• Using XSD to assist in XML deserialisation to objects in C Sharp
  • Using XSD to assist in XML deserialisation to objects in C Sharp
    Written by battye
    Sun Apr 22, 2012 10:10 am

    In the past when I have performed deserialisation (taking the hierarchical contents of an XML file and converting that that to an object hierarchy at run time) I have used methods such as XmlDocument and manually created objects, or created my own classes and implemented a more traditional style of deserialisation.

    However, there is a much easier way and it can be done in just a few lines of C# code. To do this we need the help of the XML schema definition tool provided by Microsoft. If you have Visual Studio, you will have this tool.

    Firstly, have your XML file handy. In my case, it looked like this:


    To access the schema definition tool (this may vary depending on Windows version) go to the start menu and search for "Command". Find the entry that matches Visual Studio 2008 Command Prompt or similar, depending on the version of Visual Studio installed. Right click it and click Run as Administrator to ensure that there are no permission issues when accessing the XML file.

    Once the command prompt is open, you will need to navigate to the location of your XML file. The method to change directories via command line is slightly different in Windows to Unix if you are changing to another drive.
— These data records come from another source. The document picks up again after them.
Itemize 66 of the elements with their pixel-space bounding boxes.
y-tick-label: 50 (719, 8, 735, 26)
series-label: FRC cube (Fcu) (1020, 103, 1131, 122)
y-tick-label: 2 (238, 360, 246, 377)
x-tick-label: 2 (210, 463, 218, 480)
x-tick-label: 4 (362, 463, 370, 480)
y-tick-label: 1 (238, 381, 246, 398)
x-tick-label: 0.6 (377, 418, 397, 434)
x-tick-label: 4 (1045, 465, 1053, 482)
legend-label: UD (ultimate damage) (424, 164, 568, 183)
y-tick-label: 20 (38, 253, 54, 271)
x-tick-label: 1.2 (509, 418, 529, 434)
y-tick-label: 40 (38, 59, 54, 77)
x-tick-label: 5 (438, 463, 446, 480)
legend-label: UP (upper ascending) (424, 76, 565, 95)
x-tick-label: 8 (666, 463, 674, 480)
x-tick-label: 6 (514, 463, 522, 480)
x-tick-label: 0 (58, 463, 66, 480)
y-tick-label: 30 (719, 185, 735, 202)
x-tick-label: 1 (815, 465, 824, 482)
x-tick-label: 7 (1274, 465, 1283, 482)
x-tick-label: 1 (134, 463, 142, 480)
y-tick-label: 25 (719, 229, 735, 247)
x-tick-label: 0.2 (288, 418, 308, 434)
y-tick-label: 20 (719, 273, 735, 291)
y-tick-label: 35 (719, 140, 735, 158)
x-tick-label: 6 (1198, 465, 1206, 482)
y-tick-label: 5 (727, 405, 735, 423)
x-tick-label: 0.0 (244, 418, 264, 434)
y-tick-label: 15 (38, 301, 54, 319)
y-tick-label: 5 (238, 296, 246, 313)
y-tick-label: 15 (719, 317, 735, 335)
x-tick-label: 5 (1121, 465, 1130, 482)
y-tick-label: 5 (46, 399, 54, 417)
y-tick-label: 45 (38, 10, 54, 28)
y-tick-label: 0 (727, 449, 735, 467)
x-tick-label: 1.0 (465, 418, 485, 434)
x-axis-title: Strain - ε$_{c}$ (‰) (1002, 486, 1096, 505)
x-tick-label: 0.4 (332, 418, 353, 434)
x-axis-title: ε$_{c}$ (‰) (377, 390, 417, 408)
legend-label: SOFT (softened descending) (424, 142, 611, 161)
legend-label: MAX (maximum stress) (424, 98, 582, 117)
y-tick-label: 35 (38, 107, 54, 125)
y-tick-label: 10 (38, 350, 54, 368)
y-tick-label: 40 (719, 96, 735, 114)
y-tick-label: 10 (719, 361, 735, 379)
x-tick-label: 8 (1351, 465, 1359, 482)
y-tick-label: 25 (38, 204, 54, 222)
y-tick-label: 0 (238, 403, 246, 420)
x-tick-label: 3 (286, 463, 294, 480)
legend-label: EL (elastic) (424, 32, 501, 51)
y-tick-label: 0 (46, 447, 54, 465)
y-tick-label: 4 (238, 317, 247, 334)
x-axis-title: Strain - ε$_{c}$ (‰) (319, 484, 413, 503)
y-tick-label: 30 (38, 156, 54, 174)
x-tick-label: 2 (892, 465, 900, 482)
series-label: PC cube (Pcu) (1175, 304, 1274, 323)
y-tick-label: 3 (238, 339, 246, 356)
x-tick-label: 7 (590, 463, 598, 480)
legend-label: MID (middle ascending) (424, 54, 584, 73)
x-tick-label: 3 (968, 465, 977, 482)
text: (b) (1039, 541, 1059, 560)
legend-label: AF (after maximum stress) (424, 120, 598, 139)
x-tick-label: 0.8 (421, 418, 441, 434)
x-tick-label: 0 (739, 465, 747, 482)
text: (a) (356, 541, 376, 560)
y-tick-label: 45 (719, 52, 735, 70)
In my case the file was on the E: drive, and to make this the current directory all you need to do is type E: followed by the enter key. From there it is similar to Unix, just type "CD directory_name" to navigate to the desired location.

    Now you will need to type two commands (replacing the filename with your own):

    > xsd yourfile.xml
    > xsd yourfile.xsd /classes

    The command prompt output will look something like this:


    The first command will create an XSD file, which is a schema definition file. If you open it in Visual Studio, it will show you a visual representation of the relationship between the elements in the XML file:


    The second command will create a set of classes output as a .cs file. You don't need to modify that file, all that needs to be done is to drop it into your project. Too easy! You may need to ensure it is namespaced correctly in complex projects, but I found the classes were automatically recognised when I tried this myself.

    Now to access the objects created from your XML file, you need to use code similar to this. You would need to modify the classes to match yours, such as replacing "Entries" with whatever your root node is in the XML file.

    Entries entries;
    string filepath = @"C:\my_xml_file.xml";
    XmlSerializer serial = new XmlSerializer(typeof(Entries));

    using (XmlReader reader = XmlReader.Create(filepath))
    entries = (Entries) serial.Deserialize(reader);

    Once that is implemented, you can manipulate the entries object (or whatever you choose to name it) as you please.

    An example of the object hierarchy after deserialisation can be seen here:


    If you want to modify the Entries object and save the changes back to the XML file that is easily done through a process called serialisation. All you need to do is implement this code (where the entries variable contains the modified Entries object):

    Stream stream = File.Open(filepath, FileMode.Create);
    XmlSerializer saver = new XmlSerializer(typeof(Entries));
    saver.Serialize(stream, entries);

    Using XML files with your .NET application can be very useful, from saving hierarchical data to saving entire application states. Now that you know the basics of serialisation and deserialisation you can make your program perform more cool functions.